Il a par la suite été démontré que le bruit entendu par l’homme ayant appelé les policiers était plutôt relié à un bris dans un transformateur d’Hydro-Québec dans ce secteur.

« Je ne vois pas pourquoi un jeune homme noir, seulement en étant dans l’espace public, peut être associé automatiquement à un membre d’un gang », déplore M. Smith, qui raconte que plusieurs de ses amis se font souvent interpeller par des agents de la Régie intermunicipale de police Roussillon en raison de la couleur de leur peau. « J’ai des amis qui se sont fait interpeller plusieurs fois en un mois », confie le jeune homme.

61 000 $ réclamés

Après cet événement, M. Smith et sa mère, Suzette Spaulding, ont reçu le soutien du Centre de recherche-action sur les relations raciales (CRARR), qui a déposé une plainte à la Commission des droits de la personne et des droits de la jeunesse (CDPDJ), qui a rendu sa décision le 3 novembre. Celle-ci confirme que M. Smith aurait été victime de « discrimination et de profilage fondés » notamment sur la race de la part d’un policier de la Régie intermunicipale de police Roussillon. Celui-ci n’est pas nommé dans la décision de la Commission.

Cette dernière a ainsi proposé certaines « mesures de redressement » à l’homme visé dans cette affaire, afin d’éviter d’avoir à porter ce dossier devant les tribunaux. Celles-ci prévoyaient la remise de 44 000 $ à Malik Smith ainsi que 17 000 $ à sa mère, Suzette Spaulding, puisque celle-ci aurait été « victime par ricochet de la conduite discriminatoire de la partie mise en cause ». L’enquête de la CDPDJ indique notamment que la maison familiale a fait l’objet d’une fouille policière pendant de nombreuses heures le jour de l’arrestation de M. Smith.

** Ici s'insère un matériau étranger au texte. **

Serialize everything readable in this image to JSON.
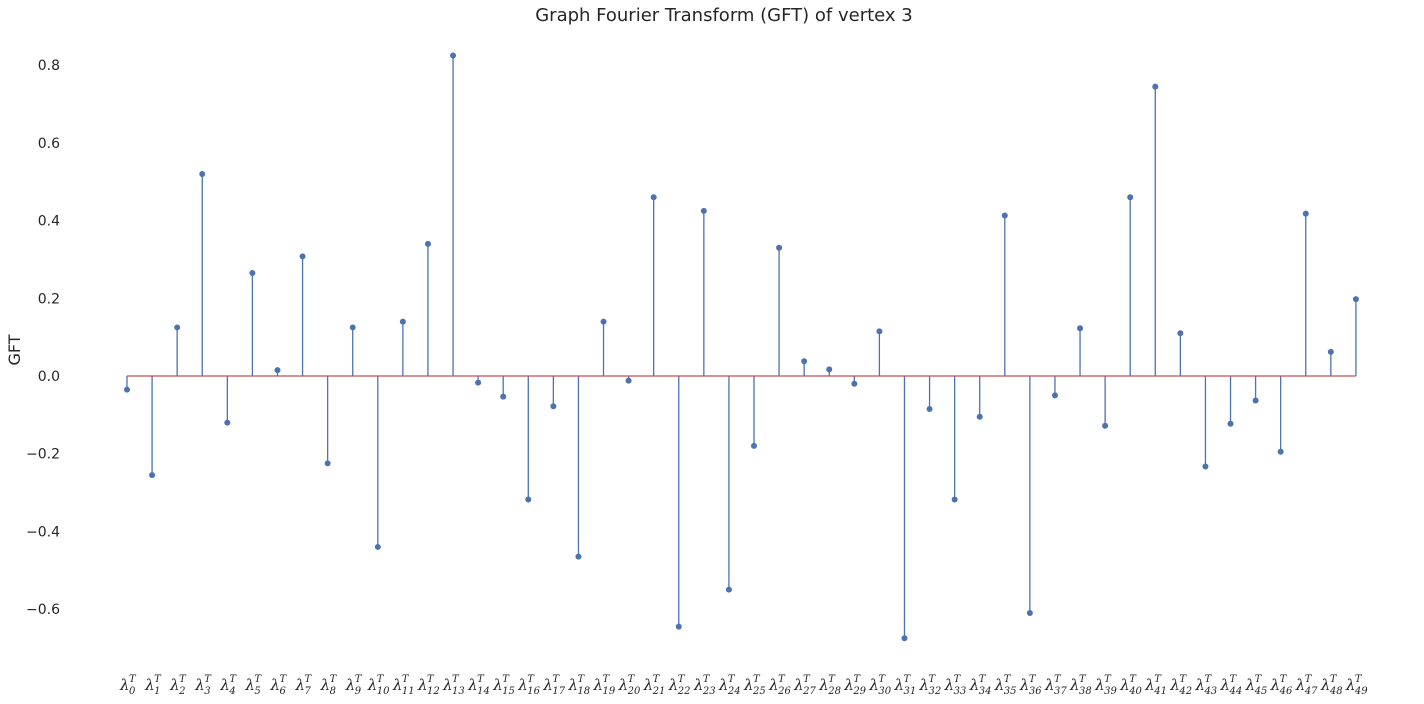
{
  "chart_data": {
    "type": "stem",
    "title": "Graph Fourier Transform (GFT) of vertex 3",
    "xlabel": "",
    "ylabel": "GFT",
    "ylim": [
      -0.72,
      0.86
    ],
    "yticks": [
      -0.6,
      -0.4,
      -0.2,
      0.0,
      0.2,
      0.4,
      0.6,
      0.8
    ],
    "ytick_labels": [
      "−0.6",
      "−0.4",
      "−0.2",
      "0.0",
      "0.2",
      "0.4",
      "0.6",
      "0.8"
    ],
    "grid": false,
    "stem_color": "#4c72b0",
    "baseline_color": "#c44e52",
    "x_tick_symbol": "λ",
    "x_tick_superscript": "T",
    "categories": [
      "0",
      "1",
      "2",
      "3",
      "4",
      "5",
      "6",
      "7",
      "8",
      "9",
      "10",
      "11",
      "12",
      "13",
      "14",
      "15",
      "16",
      "17",
      "18",
      "19",
      "20",
      "21",
      "22",
      "23",
      "24",
      "25",
      "26",
      "27",
      "28",
      "29",
      "30",
      "31",
      "32",
      "33",
      "34",
      "35",
      "36",
      "37",
      "38",
      "39",
      "40",
      "41",
      "42",
      "43",
      "44",
      "45",
      "46",
      "47",
      "48",
      "49"
    ],
    "values": [
      -0.035,
      -0.255,
      0.125,
      0.52,
      -0.12,
      0.265,
      0.015,
      0.308,
      -0.225,
      0.125,
      -0.44,
      0.14,
      0.34,
      0.825,
      -0.017,
      -0.053,
      -0.318,
      -0.078,
      -0.465,
      0.14,
      -0.012,
      0.46,
      -0.645,
      0.425,
      -0.55,
      -0.18,
      0.33,
      0.038,
      0.017,
      -0.02,
      0.115,
      -0.675,
      -0.085,
      -0.318,
      -0.105,
      0.413,
      -0.61,
      -0.05,
      0.123,
      -0.128,
      0.46,
      0.745,
      0.11,
      -0.233,
      -0.123,
      -0.063,
      -0.195,
      0.418,
      0.062,
      0.198
    ]
  }
}
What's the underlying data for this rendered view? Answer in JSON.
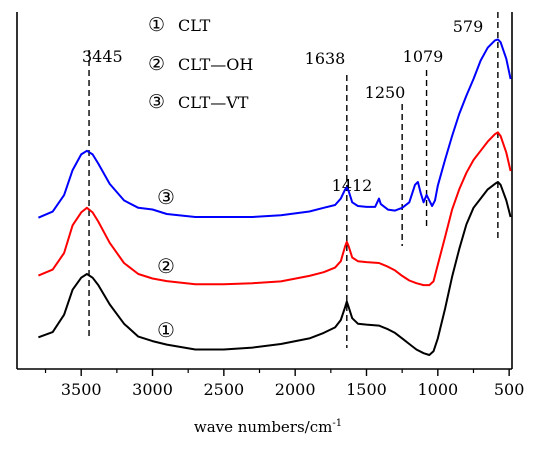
{
  "chart_data": {
    "type": "line",
    "xlabel": "wave numbers/cm",
    "xlabel_sup": "-1",
    "ylabel": "",
    "x_reversed": true,
    "xlim": [
      3950,
      480
    ],
    "y_units": "arbitrary (offset, stacked)",
    "grid": false,
    "x_ticks": [
      3500,
      3000,
      2500,
      2000,
      1500,
      1000,
      500
    ],
    "x_tick_labels": [
      "3500",
      "3000",
      "2500",
      "2000",
      "1500",
      "1000",
      "500"
    ],
    "legend": {
      "placement": "top-center",
      "entries": [
        {
          "marker": "①",
          "label": "CLT"
        },
        {
          "marker": "②",
          "label": "CLT—OH"
        },
        {
          "marker": "③",
          "label": "CLT—VT"
        }
      ]
    },
    "curve_labels": [
      "①",
      "②",
      "③"
    ],
    "peak_annotations": [
      {
        "x": 3445,
        "label": "3445"
      },
      {
        "x": 1638,
        "label": "1638"
      },
      {
        "x": 1412,
        "label": "1412"
      },
      {
        "x": 1250,
        "label": "1250"
      },
      {
        "x": 1079,
        "label": "1079"
      },
      {
        "x": 579,
        "label": "579"
      }
    ],
    "series": [
      {
        "name": "CLT",
        "marker": "①",
        "color": "#000000",
        "points": [
          [
            3800,
            18
          ],
          [
            3700,
            24
          ],
          [
            3620,
            45
          ],
          [
            3560,
            70
          ],
          [
            3500,
            84
          ],
          [
            3460,
            88
          ],
          [
            3420,
            84
          ],
          [
            3380,
            76
          ],
          [
            3300,
            55
          ],
          [
            3200,
            34
          ],
          [
            3100,
            20
          ],
          [
            3000,
            14
          ],
          [
            2900,
            10
          ],
          [
            2700,
            6
          ],
          [
            2500,
            6
          ],
          [
            2300,
            8
          ],
          [
            2100,
            12
          ],
          [
            1900,
            18
          ],
          [
            1800,
            24
          ],
          [
            1720,
            30
          ],
          [
            1680,
            38
          ],
          [
            1650,
            52
          ],
          [
            1638,
            58
          ],
          [
            1625,
            52
          ],
          [
            1600,
            40
          ],
          [
            1560,
            34
          ],
          [
            1500,
            33
          ],
          [
            1412,
            32
          ],
          [
            1350,
            28
          ],
          [
            1300,
            24
          ],
          [
            1250,
            18
          ],
          [
            1200,
            12
          ],
          [
            1150,
            6
          ],
          [
            1100,
            2
          ],
          [
            1060,
            0
          ],
          [
            1030,
            4
          ],
          [
            1000,
            18
          ],
          [
            950,
            50
          ],
          [
            900,
            85
          ],
          [
            850,
            115
          ],
          [
            800,
            142
          ],
          [
            750,
            160
          ],
          [
            700,
            170
          ],
          [
            650,
            180
          ],
          [
            600,
            186
          ],
          [
            579,
            188
          ],
          [
            560,
            185
          ],
          [
            520,
            168
          ],
          [
            490,
            150
          ]
        ]
      },
      {
        "name": "CLT—OH",
        "marker": "②",
        "color": "#ff0000",
        "points": [
          [
            3800,
            85
          ],
          [
            3700,
            92
          ],
          [
            3620,
            112
          ],
          [
            3560,
            140
          ],
          [
            3500,
            155
          ],
          [
            3460,
            160
          ],
          [
            3420,
            155
          ],
          [
            3380,
            145
          ],
          [
            3300,
            122
          ],
          [
            3200,
            100
          ],
          [
            3100,
            88
          ],
          [
            3000,
            82
          ],
          [
            2900,
            79
          ],
          [
            2700,
            77
          ],
          [
            2500,
            77
          ],
          [
            2300,
            78
          ],
          [
            2100,
            80
          ],
          [
            1900,
            86
          ],
          [
            1800,
            90
          ],
          [
            1720,
            95
          ],
          [
            1680,
            102
          ],
          [
            1650,
            118
          ],
          [
            1638,
            123
          ],
          [
            1625,
            118
          ],
          [
            1600,
            106
          ],
          [
            1560,
            102
          ],
          [
            1500,
            101
          ],
          [
            1412,
            100
          ],
          [
            1350,
            96
          ],
          [
            1300,
            92
          ],
          [
            1250,
            86
          ],
          [
            1200,
            81
          ],
          [
            1150,
            78
          ],
          [
            1100,
            76
          ],
          [
            1060,
            76
          ],
          [
            1030,
            80
          ],
          [
            1000,
            98
          ],
          [
            950,
            128
          ],
          [
            900,
            158
          ],
          [
            850,
            180
          ],
          [
            800,
            198
          ],
          [
            750,
            212
          ],
          [
            700,
            222
          ],
          [
            650,
            232
          ],
          [
            600,
            240
          ],
          [
            579,
            242
          ],
          [
            560,
            238
          ],
          [
            520,
            220
          ],
          [
            490,
            200
          ]
        ]
      },
      {
        "name": "CLT—VT",
        "marker": "③",
        "color": "#0000ff",
        "points": [
          [
            3800,
            148
          ],
          [
            3700,
            155
          ],
          [
            3620,
            175
          ],
          [
            3560,
            200
          ],
          [
            3500,
            218
          ],
          [
            3460,
            222
          ],
          [
            3420,
            218
          ],
          [
            3380,
            208
          ],
          [
            3300,
            186
          ],
          [
            3200,
            168
          ],
          [
            3100,
            160
          ],
          [
            3000,
            157
          ],
          [
            2900,
            152
          ],
          [
            2700,
            150
          ],
          [
            2500,
            150
          ],
          [
            2300,
            150
          ],
          [
            2100,
            152
          ],
          [
            1900,
            156
          ],
          [
            1800,
            160
          ],
          [
            1720,
            163
          ],
          [
            1680,
            170
          ],
          [
            1650,
            180
          ],
          [
            1638,
            182
          ],
          [
            1625,
            178
          ],
          [
            1600,
            166
          ],
          [
            1560,
            162
          ],
          [
            1500,
            161
          ],
          [
            1440,
            161
          ],
          [
            1412,
            170
          ],
          [
            1400,
            164
          ],
          [
            1350,
            158
          ],
          [
            1300,
            157
          ],
          [
            1250,
            160
          ],
          [
            1200,
            166
          ],
          [
            1160,
            185
          ],
          [
            1140,
            188
          ],
          [
            1120,
            176
          ],
          [
            1100,
            166
          ],
          [
            1079,
            174
          ],
          [
            1060,
            168
          ],
          [
            1040,
            162
          ],
          [
            1020,
            168
          ],
          [
            1000,
            184
          ],
          [
            950,
            212
          ],
          [
            900,
            238
          ],
          [
            850,
            262
          ],
          [
            800,
            282
          ],
          [
            750,
            300
          ],
          [
            700,
            320
          ],
          [
            650,
            334
          ],
          [
            600,
            342
          ],
          [
            579,
            343
          ],
          [
            560,
            340
          ],
          [
            520,
            322
          ],
          [
            490,
            300
          ]
        ]
      }
    ]
  }
}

« La mère de Malik et sa famille n’ont pu accéder à leur résidence avant 20 h 30 alors que les agents ont levé l’interdiction d’accès à la suite du résultat de leur enquête », indique la décision de la Commission, qui ajoute que la mère de famille « a déclaré avoir vécu des heures d’angoisse et d’anxiété pendant toute la période où son fils a été détenu ».

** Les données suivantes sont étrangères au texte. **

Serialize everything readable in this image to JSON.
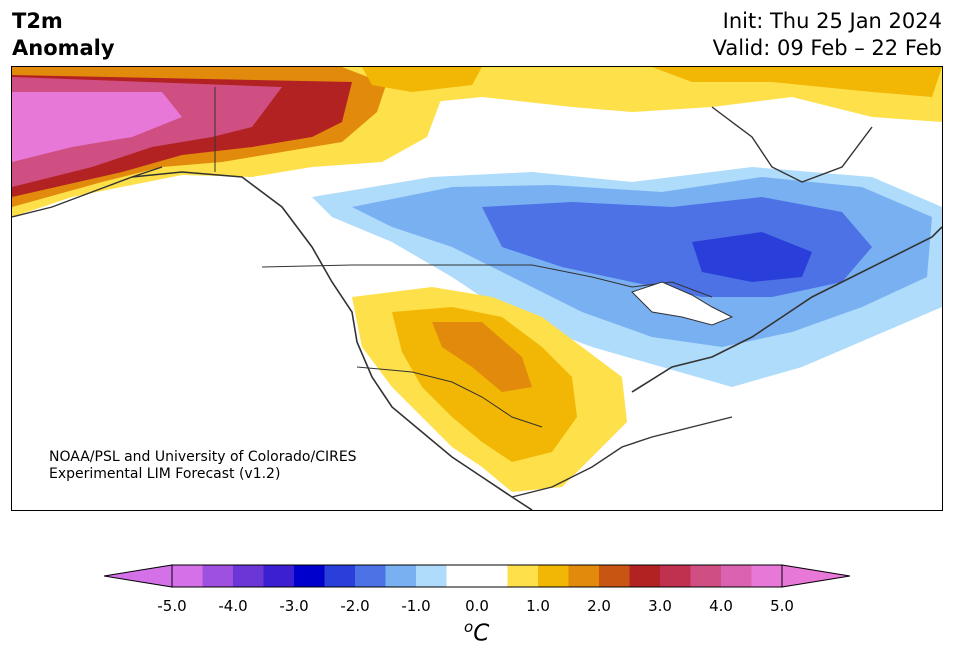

En plus de ce dédommagement financier, qui s’élève en tout à 61 000 $, la CDPDJ réclamait que le policier en question suive une formation sur la discrimination et le profilage racial. Or, le policier a refusé de se conformer à ces demandes dans le délai imparti par la Commission.

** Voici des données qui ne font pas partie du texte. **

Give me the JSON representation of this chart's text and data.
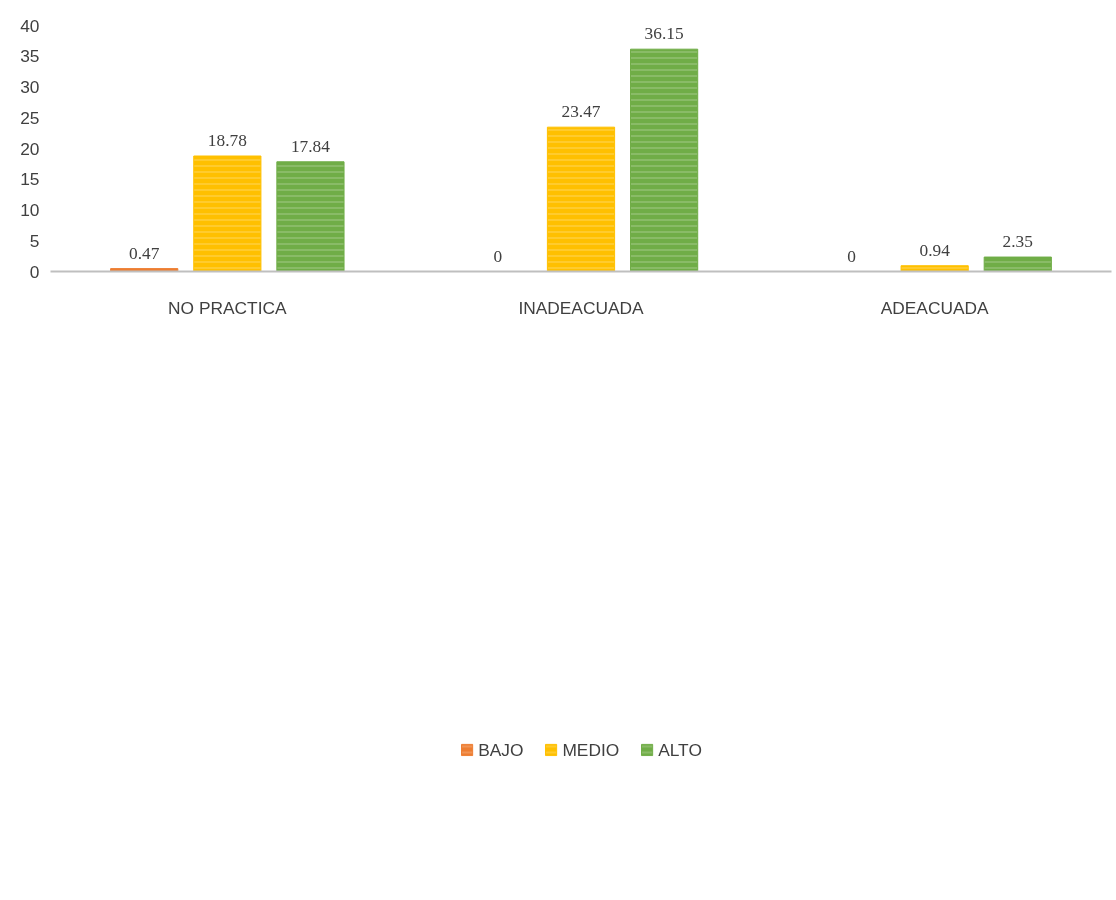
{
  "chart_data": {
    "type": "bar",
    "categories": [
      "NO PRACTICA",
      "INADEACUADA",
      "ADEACUADA"
    ],
    "series": [
      {
        "name": "BAJO",
        "color": "#ed7d31",
        "values": [
          0.47,
          0,
          0
        ]
      },
      {
        "name": "MEDIO",
        "color": "#ffc000",
        "values": [
          18.78,
          23.47,
          0.94
        ]
      },
      {
        "name": "ALTO",
        "color": "#70ad47",
        "values": [
          17.84,
          36.15,
          2.35
        ]
      }
    ],
    "ylim": [
      0,
      40
    ],
    "yticks": [
      0,
      5,
      10,
      15,
      20,
      25,
      30,
      35,
      40
    ],
    "data_labels": true,
    "grid": false,
    "legend": "bottom"
  }
}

« Selon la Commission, la personne avait jusqu’au 3 décembre pour se conformer à sa décision, et ce de manière volontaire. Puisque [le policier concerné] n’a pas voulu le faire, on doit aller devant la Cour du Québec pour faire appliquer la décision », a expliqué samedi au Devoir le directeur général du CRARR, Fo Niemi.

M. mith et sa mère annonceront d’ailleurs leur intention de défendre leur cause devant les tribunaux lors d’une conférence de presse qui aura lieu à 10 h 30 dimanche devant leur domicile, à Saint-Constant.

« C’est beaucoup de stress, mais j’ai attendu quatre ans pour en arriver là », souligne M. Smith, qui entend défendre sa cause jusqu’au bout. « Je veux que justice soit faite, c’est mon droit. »

La Régie intermunicipale de police Roussillon commentera en début de semaine prochaine.